“Meneer Maclaine Pont! Meneer Pont! Apakah Anda sudah selesai?”
Henri Maclaine Pont mengangkat pandangannya dari buku sketsa di tangannya. Tuan Tjokro sudah datang.
“Kalau sudah, kita bisa kembali ke hotel. Besok pagi-pagi sekali Anda harus ke Batavia.” lanjut Tuan Tjokro.
Henri mengangguk sambil menggumamkan sesuatu. Hari ini adalah hari terakhir dia berada di Bandoeng. Besok dia berangkat ke Batavia lalu hari Minggu terbang kembali ke Belanda. Lebih dari setengah abad sudah dia habiskan di Hindia Belanda. Akankah dia mampu melupakannya? Hindia Belanda yang dia cinta, yang menahan separuh dari hatinya.
Henri Maclaine Pont
Ini hari terakhirku di Bandung. Dua hari ini aku habiskan untuk mengunjungi Institut Teknologi Bandung, yang dulu dikenal sebagaiTechnische School te Bandoeng. Ini adalah proyek paling besar yang pernah kukerjakan. Hati, pikiran, seluruh jiwaku tercurah ke dalamnya.
Waktu itu aku masih sangat muda, belum lagi sepuluh tahun bekerja sebagai arsitek dan sudah dipercaya untuk merancang kampus yang akan menjadi lembaga pendidikan tinggi pertama di seluruh Hindia Belanda.
Aku sendiri lahir di Batavia dan tinggal di sana sampai beranjak remaja. Saat aku berumur 10 tahun, orangtuaku memutuskan kembali ke Belanda. Entah mengapa, mungkin mempertimbangkan pendidikan anak-anaknya.
Di sana aku bersekolah lalu lanjut kuliah di T. U. Delft jurusan Ilmu Bangunan. Suatu hal yang tidak diterima oleh ayahku, seorang pengacara. Dia pun tidak mengerti keinginanku untuk kembali ke Indonesia setelah aku selesai kuliah. “Buat apa ke sana? Kamu gila, meninggalkan karirmu di sini! Kamu sudah bekerja dengan arsitek besar seperti Posthumus Meyjes! Apalagi yang dicari??”
Aku mengerti penolakannya. Ayahku sempat menjadi direktur pabrik gula di Jawa Timur dan tinggal puluhan tahun di Hindia Belanda. Dia tahu banyak tentang kehidupan orang Belanda di sana dengan segala gejolaknya.
Tapi tekadku sudah bulat! Aku masih ingat setiap detil tentang Indonesia, keindahan alamnya, terutama rumah-rumah penduduk kampung yang pernah aku lihat di Jawa. Bagiku semuanya adalah misteri yang menanti untuk diungkap. Hatiku sudah tertambat di tanah kelahiranku. Aku memutuskan kembali ke sana!
Bersama istriku, Leonora Hermine Gerlings – eh, maksudku Mevrouw Pont, kami berangkat ke Indonesia. Tiga minggu lebih kami berlayar mengarungi samudera. Tapi aku dan Noor – panggilan kesayangannya – tetap optimis dan tak sabar segera sampai ke tanah yang kami rindukan.
Noor lahir di Belanda tetapi sempat lama tinggal di Indonesia. Dia pulang ke Belanda hanya untuk menikah denganku.
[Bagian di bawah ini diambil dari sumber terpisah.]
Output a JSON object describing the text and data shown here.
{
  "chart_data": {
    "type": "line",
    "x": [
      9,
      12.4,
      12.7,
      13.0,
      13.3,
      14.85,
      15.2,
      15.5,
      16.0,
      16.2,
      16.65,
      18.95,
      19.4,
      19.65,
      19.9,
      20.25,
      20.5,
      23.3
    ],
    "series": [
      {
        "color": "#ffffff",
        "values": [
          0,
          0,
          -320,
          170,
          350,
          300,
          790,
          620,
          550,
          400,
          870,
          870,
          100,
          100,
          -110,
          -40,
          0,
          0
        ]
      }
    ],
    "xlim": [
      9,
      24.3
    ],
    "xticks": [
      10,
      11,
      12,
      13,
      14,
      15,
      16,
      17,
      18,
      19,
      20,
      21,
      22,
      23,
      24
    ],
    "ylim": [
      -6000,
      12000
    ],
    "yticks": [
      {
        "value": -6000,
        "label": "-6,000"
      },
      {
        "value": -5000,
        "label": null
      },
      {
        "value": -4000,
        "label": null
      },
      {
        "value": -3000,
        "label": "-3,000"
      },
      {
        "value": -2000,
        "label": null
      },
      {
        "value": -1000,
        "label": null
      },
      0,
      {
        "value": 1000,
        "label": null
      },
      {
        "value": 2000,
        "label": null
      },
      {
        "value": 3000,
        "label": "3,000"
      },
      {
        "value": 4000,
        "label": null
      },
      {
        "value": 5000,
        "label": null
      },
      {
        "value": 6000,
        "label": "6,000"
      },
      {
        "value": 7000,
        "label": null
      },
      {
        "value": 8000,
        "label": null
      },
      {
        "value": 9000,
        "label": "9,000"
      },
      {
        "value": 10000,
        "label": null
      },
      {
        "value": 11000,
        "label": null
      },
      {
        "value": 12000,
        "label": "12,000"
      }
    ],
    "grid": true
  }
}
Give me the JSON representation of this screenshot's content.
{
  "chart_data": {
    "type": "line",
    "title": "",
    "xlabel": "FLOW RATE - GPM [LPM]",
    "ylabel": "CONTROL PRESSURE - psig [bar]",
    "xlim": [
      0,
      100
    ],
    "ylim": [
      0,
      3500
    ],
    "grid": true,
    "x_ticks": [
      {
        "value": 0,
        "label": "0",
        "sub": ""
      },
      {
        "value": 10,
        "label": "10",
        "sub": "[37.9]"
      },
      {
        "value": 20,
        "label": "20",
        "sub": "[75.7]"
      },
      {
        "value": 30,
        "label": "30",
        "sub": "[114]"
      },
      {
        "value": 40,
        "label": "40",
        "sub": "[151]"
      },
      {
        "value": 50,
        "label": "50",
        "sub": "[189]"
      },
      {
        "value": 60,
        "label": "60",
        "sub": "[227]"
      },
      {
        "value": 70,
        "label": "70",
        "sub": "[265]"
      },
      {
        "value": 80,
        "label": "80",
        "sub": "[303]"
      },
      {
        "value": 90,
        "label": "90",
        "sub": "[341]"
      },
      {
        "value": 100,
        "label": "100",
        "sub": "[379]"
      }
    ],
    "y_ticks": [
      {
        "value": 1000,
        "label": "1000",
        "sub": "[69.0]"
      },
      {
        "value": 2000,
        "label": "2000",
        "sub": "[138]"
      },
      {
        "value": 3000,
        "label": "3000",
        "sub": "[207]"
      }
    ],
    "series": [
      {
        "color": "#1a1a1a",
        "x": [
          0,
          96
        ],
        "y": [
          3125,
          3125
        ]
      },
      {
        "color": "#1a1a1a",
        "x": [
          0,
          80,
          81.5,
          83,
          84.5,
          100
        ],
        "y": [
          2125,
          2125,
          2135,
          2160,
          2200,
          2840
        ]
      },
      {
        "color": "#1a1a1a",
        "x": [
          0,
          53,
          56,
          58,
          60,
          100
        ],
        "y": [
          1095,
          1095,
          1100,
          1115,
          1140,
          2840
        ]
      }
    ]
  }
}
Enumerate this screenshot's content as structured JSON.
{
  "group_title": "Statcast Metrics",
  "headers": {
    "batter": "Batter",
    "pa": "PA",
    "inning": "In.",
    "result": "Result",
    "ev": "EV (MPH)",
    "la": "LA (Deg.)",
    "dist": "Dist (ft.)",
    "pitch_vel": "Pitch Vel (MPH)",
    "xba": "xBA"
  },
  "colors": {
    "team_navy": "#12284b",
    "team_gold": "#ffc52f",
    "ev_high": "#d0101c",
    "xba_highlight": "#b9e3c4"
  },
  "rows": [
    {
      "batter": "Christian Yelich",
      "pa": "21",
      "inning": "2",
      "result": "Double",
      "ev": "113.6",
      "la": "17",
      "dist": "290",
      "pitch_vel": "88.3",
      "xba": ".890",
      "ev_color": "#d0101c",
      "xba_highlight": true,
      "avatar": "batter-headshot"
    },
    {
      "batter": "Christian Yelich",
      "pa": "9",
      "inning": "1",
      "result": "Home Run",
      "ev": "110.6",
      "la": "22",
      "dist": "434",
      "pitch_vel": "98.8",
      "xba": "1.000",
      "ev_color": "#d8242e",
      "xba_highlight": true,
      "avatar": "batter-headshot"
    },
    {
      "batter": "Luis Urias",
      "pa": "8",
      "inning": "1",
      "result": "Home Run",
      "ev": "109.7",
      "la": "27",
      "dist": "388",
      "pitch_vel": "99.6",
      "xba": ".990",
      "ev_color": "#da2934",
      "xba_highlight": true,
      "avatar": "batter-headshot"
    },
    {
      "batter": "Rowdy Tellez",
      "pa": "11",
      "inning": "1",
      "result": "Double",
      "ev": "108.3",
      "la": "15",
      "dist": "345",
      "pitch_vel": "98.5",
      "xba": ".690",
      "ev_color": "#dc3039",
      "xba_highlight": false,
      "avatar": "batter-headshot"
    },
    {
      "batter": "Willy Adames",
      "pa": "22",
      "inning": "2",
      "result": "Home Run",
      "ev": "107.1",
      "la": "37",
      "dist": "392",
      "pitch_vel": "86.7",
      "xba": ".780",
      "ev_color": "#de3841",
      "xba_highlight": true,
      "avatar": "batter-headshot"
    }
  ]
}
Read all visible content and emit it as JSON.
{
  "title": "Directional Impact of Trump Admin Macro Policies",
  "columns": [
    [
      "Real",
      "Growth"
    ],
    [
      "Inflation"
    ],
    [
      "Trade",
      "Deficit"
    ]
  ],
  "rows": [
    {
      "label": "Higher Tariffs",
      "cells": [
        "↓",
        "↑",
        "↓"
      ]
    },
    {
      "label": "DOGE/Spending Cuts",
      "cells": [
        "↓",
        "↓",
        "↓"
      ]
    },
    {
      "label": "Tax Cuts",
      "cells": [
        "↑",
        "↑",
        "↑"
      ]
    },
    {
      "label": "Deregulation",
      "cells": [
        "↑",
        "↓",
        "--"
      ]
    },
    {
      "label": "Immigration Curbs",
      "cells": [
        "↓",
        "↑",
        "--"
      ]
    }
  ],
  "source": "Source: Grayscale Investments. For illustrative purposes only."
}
Orangtuanya masih tinggal di Semarang dan ke sanalah kami pergi. Aku yakin ayahnya yang adalah insinyur sipil akan membantuku mencari pekerjaan.
Ah, Noor. Entah sampai kapan aku akan terus mengingat dirinya. Sudah duabelas tahun kami bercerai, tapi kenangan akan dia tetapi dekat, lekat, dan terkadang membuatku sesak dengan air mata.
“Kamu harus pilih, aku dan anak-anak kita atau Hindia Belanda!” jeritnya di rumah kami di Den Haag.
“Noor, kamu tahu aku tidak bisa memilih!” jawabku putus asa. “Aku mencintai kamu, mencintai gadis-gadis kita. Tapi aku tidak mampu meninggalkan Hindia Belanda! Kamu tahu betapa aku mencintai pekerjaanku, betapa aku mencintai Hindia Belanda dengan alam dan budayanya.”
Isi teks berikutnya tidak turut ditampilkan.